Artur Aghasyan

Personal information
- Full name: Artur Aghasyan
- Date of birth: 24 June 1987 (age 39)
- Place of birth: Yerevan, Armenia
- Height: 5 ft 8 in (1.73 m)
- Position: Forward

Team information
- Current team: Ventura County Fusion
- Number: 12

Youth career
- 2003–2004: Banants

Senior career*
- Years: Team / Apps / (Gls)
- 2005–2007: Pyunik / 31 / (19)
- 2007: → Ulisses (loan)
- 2008–2009: Ventura County Fusion / 28 / (11)
- 2009–2010: Doxa Italia / 1 / (1)
- 2011: Real Salt Lake / 4 / (0)
- 2011: Los Angeles Blues / 5 / (0)
- 2012: Cal FC
- 2013: Ventura County Fusion / 5 / (0)

International career
- 2006: Armenia U19 / 4 / (0)
- Armenia U21

Managerial career
- 2022–: SC Brave Lions

= Artur Aghasyan =

Armenian footballer (born 1987)

Artur Aghasyan (Armenian:Արթուր Աղասյան, born 24 June 1987 in Yerevan) is a retired Armenian professional footballer. He is the current manager of SC Brave Lions.

==Career==

===Armenia===
Aghasyan played for the youth side Banants, with whom he won the Armenian U-16 and U-17 National Championships in 2003 and 2004, before signing his first professional contract with Pyunik in 2005. He was the top scorer in the Armenian First League in 2005, scoring 16 goals in 25 appearances. He went on to play three games for Pyunik in 2007, and spent time on loan at Ulisses, before leaving the club at the end of the season.

===United States===
Aghasyan moved to the United States in 2008 after his family received U.S. green cards. Settling in the Glendale, California area, Aghasyan signed to play with USL Premier Development League club Ventura County Fusion. He spent two seasons with Fusion, helping the team to the 2009 USL PDL championship.

Aghasyan attended professional trials with Major League Soccer sides Chivas USA and Real Salt Lake in 2010, scoring four goals in three exhibition contests for Chivas, and scoring a goal for RSL in a 6-0 exhibition win over Chinese side Shandong Luneng Taishan.

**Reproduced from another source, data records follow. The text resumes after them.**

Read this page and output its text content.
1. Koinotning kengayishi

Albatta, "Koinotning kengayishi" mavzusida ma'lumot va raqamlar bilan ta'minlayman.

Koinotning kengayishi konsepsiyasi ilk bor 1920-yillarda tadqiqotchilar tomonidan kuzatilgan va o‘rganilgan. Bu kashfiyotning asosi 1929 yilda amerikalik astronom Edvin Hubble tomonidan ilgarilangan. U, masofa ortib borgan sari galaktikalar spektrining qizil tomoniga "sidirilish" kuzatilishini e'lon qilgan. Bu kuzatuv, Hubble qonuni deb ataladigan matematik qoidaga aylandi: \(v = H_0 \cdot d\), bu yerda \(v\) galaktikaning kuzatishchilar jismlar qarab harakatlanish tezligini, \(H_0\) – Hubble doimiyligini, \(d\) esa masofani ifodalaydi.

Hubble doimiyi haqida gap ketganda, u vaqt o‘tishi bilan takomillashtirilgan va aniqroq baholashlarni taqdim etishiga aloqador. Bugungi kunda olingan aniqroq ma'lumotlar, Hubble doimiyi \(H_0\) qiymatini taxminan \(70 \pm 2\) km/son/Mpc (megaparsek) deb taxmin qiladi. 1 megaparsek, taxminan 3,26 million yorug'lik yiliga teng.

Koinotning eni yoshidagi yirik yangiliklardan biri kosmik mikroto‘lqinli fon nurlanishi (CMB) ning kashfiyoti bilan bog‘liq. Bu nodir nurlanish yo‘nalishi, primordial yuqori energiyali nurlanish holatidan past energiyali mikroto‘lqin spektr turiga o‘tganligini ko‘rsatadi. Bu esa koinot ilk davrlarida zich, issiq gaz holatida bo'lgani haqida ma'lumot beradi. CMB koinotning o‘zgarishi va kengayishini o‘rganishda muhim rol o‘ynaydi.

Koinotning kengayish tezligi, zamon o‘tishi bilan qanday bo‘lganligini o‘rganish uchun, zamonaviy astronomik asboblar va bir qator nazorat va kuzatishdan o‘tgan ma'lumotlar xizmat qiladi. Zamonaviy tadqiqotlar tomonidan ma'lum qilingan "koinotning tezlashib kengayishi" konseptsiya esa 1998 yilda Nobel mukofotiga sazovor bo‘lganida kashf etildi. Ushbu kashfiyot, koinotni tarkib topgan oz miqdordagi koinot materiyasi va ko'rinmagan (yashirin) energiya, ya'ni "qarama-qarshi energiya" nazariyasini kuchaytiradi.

After a brief stint with Los Angeles-based amateur side Doxa Italia he played for Chivas USA in the MLS Reserve Division in 2011, before signing a professional contract with Real Salt Lake on 27 May 2011. He made his MLS debut on 4 June as a late substitute in a 2–0 win over Vancouver Whitecaps FC. Aghasyan was released by Salt Lake on 29 July 2011. Shortly thereafter he signed with Los Angeles Blues of the USL Pro league.

Aghasyan was released from his contract with the Blues at the end of the season. Recently, he has been playing with the amateur side Cal FC in the USASA-affiliated La Gran Liga de Oxnard based in Oxnard, California.

===International===
Aghasyan is an Armenian youth international, having represented his country at U-19 and U-21 level. He played four games for the Armenia U-19 team at the European U-19 Championships in 2006.

==Personal==
Aghasyan is a cousin of fellow Armenian professional soccer player Yura Movsisyan.